The river — The price of everything and value of nothing
Another month has passed and we’ve finally reached the final form of George! On the same good note, our testnet is live, and feel free to check it out! The most awaited trick in George’s sleeve — pricing any NFT (or Georging any NFT) just based on the contract and asset id is functioning! It has been a steep and challenging path but we got here all in due time. Let’s dive deeper and unpack our approach to ensure we all are on the same page on the inner workings
How do you price any NFT? If we take a peek at what usual features we have for NFTs listed on OpenSea will see attributes (like glasses, hats, and colors). Pricing on them would give a great fit but it would work only within the collection of interest. For example, we price Bored Ape Yacht Club NFTs, the same pricing engine would have difficulties if applied on Doodles. George takes a bit different approach as we use deep AI to uncover the natural features of each NFT as discussed before. Therefore, we are not bound to price only individual collections!
Let’s reframe the problem differently — we have a collection of 90s used cars and only have pictures of them. The prevailing design will be boxy and squarish-looking cars but it’s not listed under the features of the car. George here will observe squarish features and will price them accordingly. Once we take this pricing engine and apply it to a newer-looking car — it will struggle greatly as squarish features are no longer prevailing these days. That is — ignoring the utility and specs of cars themselves. However, if we price all cars in the world in all periods (or in our case — major traded collections of NFTs) then the story is different!
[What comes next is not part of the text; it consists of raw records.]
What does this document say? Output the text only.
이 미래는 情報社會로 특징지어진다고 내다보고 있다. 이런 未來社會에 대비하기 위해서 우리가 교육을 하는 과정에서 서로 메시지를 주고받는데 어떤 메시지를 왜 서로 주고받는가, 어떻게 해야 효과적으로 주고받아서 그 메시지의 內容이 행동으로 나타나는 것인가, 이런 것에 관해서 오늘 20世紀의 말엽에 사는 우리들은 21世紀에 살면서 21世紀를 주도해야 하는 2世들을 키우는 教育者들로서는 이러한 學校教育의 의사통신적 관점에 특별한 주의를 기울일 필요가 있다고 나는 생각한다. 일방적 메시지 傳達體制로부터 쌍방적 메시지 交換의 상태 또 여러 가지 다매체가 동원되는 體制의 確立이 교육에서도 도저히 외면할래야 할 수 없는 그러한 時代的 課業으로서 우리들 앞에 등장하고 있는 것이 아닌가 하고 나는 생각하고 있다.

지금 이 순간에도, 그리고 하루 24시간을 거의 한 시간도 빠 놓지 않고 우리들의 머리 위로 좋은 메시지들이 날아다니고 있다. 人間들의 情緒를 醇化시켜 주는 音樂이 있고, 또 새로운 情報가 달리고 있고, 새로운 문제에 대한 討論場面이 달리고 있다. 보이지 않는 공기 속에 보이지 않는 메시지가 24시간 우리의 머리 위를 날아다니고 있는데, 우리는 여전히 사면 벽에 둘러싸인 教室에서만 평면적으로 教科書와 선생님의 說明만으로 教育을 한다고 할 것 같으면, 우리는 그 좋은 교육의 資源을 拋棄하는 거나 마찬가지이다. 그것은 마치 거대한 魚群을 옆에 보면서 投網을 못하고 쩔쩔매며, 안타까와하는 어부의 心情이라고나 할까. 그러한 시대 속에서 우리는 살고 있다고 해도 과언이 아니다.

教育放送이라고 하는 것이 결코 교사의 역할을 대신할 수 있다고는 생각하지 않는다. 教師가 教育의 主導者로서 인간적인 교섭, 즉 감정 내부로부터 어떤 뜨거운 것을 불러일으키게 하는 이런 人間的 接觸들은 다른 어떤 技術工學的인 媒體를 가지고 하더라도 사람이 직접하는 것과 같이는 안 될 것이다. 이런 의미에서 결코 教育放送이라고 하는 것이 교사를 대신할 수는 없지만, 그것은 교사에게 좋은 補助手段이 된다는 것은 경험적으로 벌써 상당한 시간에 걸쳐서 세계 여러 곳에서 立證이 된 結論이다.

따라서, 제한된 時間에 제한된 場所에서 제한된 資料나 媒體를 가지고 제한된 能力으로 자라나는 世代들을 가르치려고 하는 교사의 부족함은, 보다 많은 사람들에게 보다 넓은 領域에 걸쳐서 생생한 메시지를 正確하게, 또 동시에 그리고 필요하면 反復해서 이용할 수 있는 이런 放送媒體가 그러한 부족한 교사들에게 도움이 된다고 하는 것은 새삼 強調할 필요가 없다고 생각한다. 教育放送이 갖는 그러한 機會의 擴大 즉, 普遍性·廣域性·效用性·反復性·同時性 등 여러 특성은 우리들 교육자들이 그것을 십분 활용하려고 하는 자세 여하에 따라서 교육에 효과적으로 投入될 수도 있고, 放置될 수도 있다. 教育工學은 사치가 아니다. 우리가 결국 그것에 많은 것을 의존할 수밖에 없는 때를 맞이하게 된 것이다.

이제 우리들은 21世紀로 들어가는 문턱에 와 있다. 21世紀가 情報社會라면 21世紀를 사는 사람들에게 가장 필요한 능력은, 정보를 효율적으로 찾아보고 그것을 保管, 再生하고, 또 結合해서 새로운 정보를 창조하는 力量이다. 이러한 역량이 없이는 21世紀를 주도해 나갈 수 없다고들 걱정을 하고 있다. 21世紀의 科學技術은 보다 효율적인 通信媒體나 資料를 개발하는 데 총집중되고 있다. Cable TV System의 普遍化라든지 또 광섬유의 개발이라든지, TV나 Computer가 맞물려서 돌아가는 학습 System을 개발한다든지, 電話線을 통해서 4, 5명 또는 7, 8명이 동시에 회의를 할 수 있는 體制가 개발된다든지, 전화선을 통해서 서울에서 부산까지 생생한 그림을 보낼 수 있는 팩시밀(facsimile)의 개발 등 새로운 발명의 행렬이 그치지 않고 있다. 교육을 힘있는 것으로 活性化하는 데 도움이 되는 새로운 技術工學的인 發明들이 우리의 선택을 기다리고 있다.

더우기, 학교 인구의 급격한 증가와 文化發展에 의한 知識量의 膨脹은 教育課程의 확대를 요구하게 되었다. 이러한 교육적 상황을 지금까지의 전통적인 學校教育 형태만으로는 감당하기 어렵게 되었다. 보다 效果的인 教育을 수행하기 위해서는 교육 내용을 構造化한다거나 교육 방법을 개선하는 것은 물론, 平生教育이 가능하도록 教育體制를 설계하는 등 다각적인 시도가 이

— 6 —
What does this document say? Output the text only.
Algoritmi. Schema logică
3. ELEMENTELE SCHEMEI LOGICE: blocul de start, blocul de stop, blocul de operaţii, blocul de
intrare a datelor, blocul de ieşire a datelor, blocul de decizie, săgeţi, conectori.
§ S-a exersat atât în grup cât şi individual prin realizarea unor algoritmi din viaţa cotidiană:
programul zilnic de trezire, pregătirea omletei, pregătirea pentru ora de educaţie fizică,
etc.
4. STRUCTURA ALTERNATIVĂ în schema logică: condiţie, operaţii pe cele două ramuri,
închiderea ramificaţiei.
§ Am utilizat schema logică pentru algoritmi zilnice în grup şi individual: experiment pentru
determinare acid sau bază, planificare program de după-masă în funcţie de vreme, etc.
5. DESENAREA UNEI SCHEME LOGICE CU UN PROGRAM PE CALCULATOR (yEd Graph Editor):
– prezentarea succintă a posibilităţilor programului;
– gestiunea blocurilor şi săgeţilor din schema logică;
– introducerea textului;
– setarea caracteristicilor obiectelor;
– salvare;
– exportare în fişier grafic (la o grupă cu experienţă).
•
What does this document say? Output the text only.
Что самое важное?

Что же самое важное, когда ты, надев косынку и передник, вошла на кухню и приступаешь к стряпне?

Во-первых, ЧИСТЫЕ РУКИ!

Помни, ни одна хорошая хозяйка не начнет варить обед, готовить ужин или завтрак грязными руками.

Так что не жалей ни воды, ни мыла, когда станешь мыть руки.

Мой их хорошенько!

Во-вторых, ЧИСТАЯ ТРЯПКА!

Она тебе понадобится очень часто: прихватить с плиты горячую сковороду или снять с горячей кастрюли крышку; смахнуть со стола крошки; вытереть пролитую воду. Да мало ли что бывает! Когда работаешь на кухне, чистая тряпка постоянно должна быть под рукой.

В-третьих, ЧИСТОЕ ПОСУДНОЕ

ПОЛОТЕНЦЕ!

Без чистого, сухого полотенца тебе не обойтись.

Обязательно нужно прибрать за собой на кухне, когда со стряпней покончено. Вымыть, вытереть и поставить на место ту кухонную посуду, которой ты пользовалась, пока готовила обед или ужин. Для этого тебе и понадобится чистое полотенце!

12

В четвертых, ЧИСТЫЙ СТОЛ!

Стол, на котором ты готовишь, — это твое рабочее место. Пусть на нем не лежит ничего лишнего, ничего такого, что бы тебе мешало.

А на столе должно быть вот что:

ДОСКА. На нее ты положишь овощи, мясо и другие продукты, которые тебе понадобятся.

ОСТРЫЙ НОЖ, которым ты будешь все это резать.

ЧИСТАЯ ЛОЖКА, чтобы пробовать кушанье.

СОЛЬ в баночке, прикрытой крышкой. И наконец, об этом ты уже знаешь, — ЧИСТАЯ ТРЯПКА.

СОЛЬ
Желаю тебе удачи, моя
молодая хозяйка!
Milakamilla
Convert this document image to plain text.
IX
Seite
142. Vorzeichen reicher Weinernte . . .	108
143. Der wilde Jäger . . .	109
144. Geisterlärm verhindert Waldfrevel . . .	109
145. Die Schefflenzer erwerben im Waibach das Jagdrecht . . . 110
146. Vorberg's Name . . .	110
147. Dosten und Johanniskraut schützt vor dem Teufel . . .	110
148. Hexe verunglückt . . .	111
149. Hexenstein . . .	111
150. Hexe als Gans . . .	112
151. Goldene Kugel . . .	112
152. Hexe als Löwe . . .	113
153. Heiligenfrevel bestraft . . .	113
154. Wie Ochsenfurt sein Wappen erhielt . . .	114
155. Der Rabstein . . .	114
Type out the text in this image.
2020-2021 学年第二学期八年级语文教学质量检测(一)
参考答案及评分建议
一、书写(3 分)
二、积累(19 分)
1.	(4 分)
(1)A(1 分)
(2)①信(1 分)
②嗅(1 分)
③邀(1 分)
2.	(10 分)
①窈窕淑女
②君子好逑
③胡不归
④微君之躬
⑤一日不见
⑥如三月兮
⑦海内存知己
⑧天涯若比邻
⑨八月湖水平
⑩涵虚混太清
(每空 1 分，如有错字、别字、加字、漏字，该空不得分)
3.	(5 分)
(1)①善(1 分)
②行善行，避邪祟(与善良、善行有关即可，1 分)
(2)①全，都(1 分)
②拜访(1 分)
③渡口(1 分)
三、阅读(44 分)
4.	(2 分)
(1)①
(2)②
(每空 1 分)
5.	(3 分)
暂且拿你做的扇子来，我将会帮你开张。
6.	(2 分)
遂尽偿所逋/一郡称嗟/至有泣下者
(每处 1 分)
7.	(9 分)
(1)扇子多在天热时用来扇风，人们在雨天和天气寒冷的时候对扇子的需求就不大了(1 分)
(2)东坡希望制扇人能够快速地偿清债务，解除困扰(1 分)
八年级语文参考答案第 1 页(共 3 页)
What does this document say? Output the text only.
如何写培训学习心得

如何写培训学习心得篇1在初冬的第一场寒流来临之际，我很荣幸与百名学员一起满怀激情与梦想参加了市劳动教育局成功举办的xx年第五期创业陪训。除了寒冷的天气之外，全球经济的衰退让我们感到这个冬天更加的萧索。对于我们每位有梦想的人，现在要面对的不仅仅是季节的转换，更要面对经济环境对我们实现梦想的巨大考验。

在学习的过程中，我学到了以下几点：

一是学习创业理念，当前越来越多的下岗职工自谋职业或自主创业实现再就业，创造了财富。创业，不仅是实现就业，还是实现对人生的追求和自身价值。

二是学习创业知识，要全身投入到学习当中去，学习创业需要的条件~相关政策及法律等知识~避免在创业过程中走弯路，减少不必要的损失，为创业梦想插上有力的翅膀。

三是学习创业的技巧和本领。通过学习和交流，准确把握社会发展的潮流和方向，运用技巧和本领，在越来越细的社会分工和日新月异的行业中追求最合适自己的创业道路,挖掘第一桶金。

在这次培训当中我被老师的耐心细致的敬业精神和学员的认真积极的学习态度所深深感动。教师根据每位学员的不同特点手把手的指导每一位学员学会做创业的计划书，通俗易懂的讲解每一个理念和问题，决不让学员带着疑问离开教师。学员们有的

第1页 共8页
Why is that? Strategically, George leverages Stein’s paradox where instead of building high precision models for each asset type, he is aiming for a broad set of pricing engines with a slight bias in each (going slightly below the value of the asset). But it’ll be closer to the true value 8 out of 10 times as opposed to a highly accurate case with 9 hits and a terrible miss in the last one. This is subject to further improvements as we are pioneering the whole approach here. In technical lingo, we are building on a wide range of weak learners (pricers). Weak learners are algorithms performing slightly better than random guessing on average. Once we have an in-depth grasp of them — we combine and boost them to formulate a strong learner. It’s equivalent to a real-world case of running a survey on an extensive group and aggregating their results. Individually some of them will be horribly off but on average — they will be closer to the real value. As our project grows and coverage collection expands — performance will continue to improve and George will learn from his mistakes for every request you make. To err is human, but to revise is divine!
Let’s get to nitty-gritty details and price Metroverse Block 16# (left subplot below) with the highest offer on OpenSea at 4.3k euros. Note that we don’t have Metroverse collections in the coverage so we are partially giving our 90s used car pricing engine a new Tesla Model S to price. The prices we are getting are widely distributed as we see on the right-side plot. Our prototype is pricing it to be worth around 5k with the median while the latest valuation is at 4.3k — a slight miss as he seems to be pricing when ETH was closer to pre-challenging times.
Let’s unpack it from a different angle — individual pricing engines within each collection. At the moment we have four different methods and it’s up for expansion in the near future. As we see, all of them tend to agree on the 4k-ish valuation and only the first method tends to give a few wide-shot ideas.
For a different perspective, we can unpack them from the individual collection pricers where we clearly see our A pricer providing more extreme deviations. The remaining three are highly similar and compact. This would indicate a high degree of homogeneity and we’ll need to expand with more unique pricers going forward.
On the collection, on dimension more dispersed view emerges. While it’s intuitive from the ML/AI sense as if you have only observed cars from the 90s with similar valuations — it’s hard to predict the price of Tesla now. Still, except for a few costlier collections — most tend to deviate towards the 3kish mark.
Of course, this is an early prototype of things to come but it’s all about incremental progress where we are going from nothing to something. In the following iterations, we’ll get better and more accurate valuations as we’ll expand on collections and pricer angles increasing the width and depth of George. Going forward updates will be irregular and once the evaluator is up online so you’ll be able to George your favorite NFTs!